M. X c / SA PIERRES INVESTISSEMENT RG 2024069726 - jugement du 16 mai 2025 – chambre 1-9
Mots-clés :
CONTRATS ET OBLIGATIONS / Novation-substitution de débiteur
Sommaire :
Société mère impécunieuse – Paiement par une filiale d’une dette de la mère – Substitution ?

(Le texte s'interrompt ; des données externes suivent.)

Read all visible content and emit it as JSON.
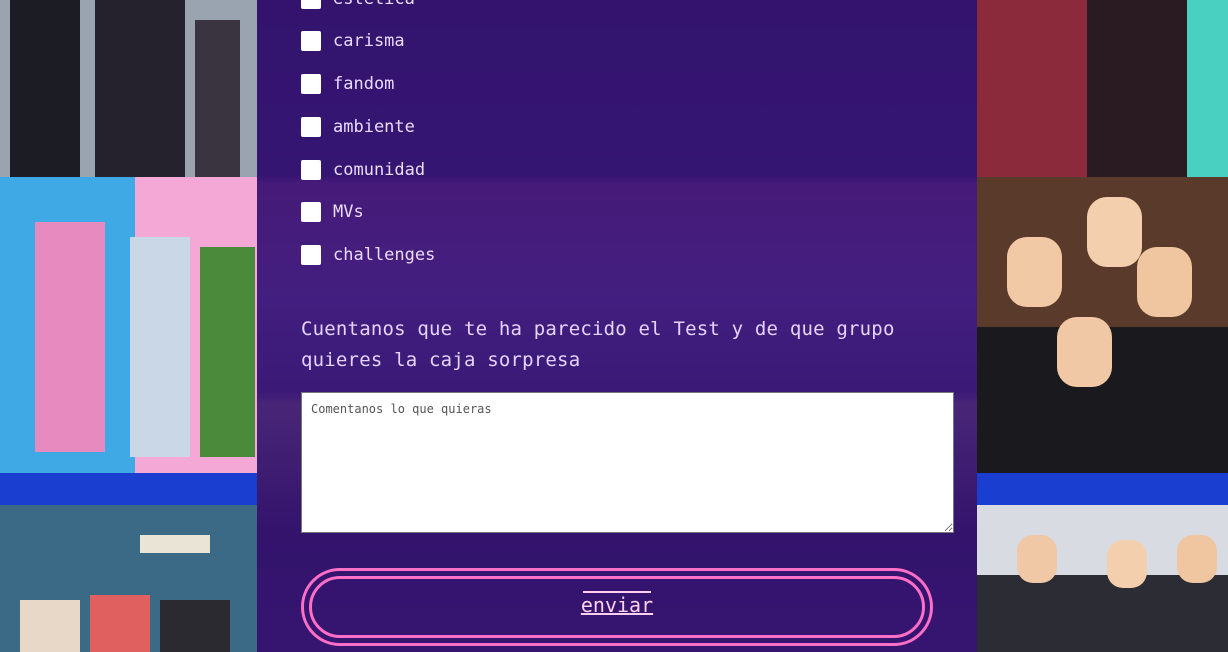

MARNE ET FINANCE avait mis en place un système par lequel elle proposait à des investisseurs des produits financiers dits « ICBS », qui consistaient à acquérir des parts de ses filiales, qu’elle s’engageait à racheter à terme en garantissant une plus-value définie. Il était prévu, au contrat de souscription, qu’elle pouvait se substituer toute personne pour racheter (en général la filiale concernée), dont elle se portait alors garante.
C’est ainsi que M. X avait acheté, en 2014 et 2015, des parts dans les sociétés DIDEROMMAG et FONTAINEIMMAG, dont il a demandé le rachat en 2020, conformément aux promesses de MARNE ET FINANCE.
MARNE ET FINANCE ayant invoqué des difficultés liées à la crise sanitaire COVID-19, une transaction était conclue entre eux en 2021, étalant le paiement sur 10 échéances.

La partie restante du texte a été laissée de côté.